Pinky Winky has gone Prime! One of my all-time favorite hydrangea paniculata varieties, Pinky Winky is now being offered as Prime. This means you can now choose Pinky Winky or Pinky Winky Prime hydrangea for your landscape or pollinator habitat, as I will explain. Your first question is what the difference is, and that would be size.
It is larger, reaching 6 to 9 feet tall and as wide. And as Proven Winners states, the blooms are massive. When August rolls around and butterfly season is peaking, Pinky Winky and Pinky Winky Prime stand ready to supply the nectar.

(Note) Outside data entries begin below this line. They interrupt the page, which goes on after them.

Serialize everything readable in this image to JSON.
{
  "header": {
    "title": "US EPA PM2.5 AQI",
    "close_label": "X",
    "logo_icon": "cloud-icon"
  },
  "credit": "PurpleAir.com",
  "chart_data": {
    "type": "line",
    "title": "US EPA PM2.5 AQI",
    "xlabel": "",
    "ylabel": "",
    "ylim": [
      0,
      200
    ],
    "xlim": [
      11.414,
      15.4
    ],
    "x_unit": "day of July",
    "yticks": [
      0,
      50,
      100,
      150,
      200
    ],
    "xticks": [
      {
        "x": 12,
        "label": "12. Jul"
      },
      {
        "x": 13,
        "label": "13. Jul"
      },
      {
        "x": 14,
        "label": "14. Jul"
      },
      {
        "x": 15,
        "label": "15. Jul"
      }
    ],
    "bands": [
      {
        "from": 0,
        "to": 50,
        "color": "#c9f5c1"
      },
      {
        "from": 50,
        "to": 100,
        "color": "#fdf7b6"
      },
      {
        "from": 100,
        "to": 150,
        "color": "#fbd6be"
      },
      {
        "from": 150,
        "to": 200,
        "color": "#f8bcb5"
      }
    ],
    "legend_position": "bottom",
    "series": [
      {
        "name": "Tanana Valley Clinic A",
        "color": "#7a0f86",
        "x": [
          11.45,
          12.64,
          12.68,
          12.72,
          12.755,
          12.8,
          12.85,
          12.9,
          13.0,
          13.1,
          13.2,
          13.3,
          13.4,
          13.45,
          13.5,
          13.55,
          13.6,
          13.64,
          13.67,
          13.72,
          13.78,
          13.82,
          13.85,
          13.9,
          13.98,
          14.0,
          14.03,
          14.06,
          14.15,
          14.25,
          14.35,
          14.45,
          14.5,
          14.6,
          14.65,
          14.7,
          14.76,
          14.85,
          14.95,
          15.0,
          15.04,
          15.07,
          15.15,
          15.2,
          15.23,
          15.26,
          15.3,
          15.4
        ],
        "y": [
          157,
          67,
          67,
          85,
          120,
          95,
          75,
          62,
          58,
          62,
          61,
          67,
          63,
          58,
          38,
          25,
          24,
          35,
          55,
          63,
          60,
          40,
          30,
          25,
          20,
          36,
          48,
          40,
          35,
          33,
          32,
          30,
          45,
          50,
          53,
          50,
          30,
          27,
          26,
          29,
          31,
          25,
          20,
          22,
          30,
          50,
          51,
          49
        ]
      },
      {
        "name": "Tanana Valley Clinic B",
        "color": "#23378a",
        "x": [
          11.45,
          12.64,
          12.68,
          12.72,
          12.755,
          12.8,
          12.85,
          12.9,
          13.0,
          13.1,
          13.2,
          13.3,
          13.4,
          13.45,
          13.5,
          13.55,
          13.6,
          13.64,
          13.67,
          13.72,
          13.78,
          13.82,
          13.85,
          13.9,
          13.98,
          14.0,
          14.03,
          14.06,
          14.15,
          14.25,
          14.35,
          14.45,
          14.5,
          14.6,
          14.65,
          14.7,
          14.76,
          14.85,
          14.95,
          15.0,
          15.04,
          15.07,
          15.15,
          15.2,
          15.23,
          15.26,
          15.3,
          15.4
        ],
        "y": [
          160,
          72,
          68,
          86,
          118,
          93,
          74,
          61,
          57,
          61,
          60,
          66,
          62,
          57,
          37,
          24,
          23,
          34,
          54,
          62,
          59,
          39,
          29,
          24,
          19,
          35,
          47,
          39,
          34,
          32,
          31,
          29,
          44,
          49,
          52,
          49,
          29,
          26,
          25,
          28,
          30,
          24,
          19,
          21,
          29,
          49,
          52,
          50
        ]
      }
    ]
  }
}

After watching panicle hydrangeas for years, I can tell you that while they are all beautiful, they are not all the same when it comes to bees and butterflies. Pinky Winky and now Pinky Winky Prime are at the top. Many will find this odd, so let me explain.
First, know that I am not talking about larval host plants. I’m not talking milkweeds, passion flowers, dill, tulip trees or pipevines. I am talking about nectar plants.
You are probably thinking you’ve been growing hydrangeas for years and never seen a pollinator. I will be quick to say that’s OK; we need shrubs with beautiful flowers in the landscape. Pinky Winky and Pinky Winky Prime are good examples.
A close examination will show they have large sterile flowers that give us the proverbial show and go in the landscape, the “wow factor,” so to speak. Among those sterile flowers are tiny fertile flowers. Now, a lot of literature will call the sterile on.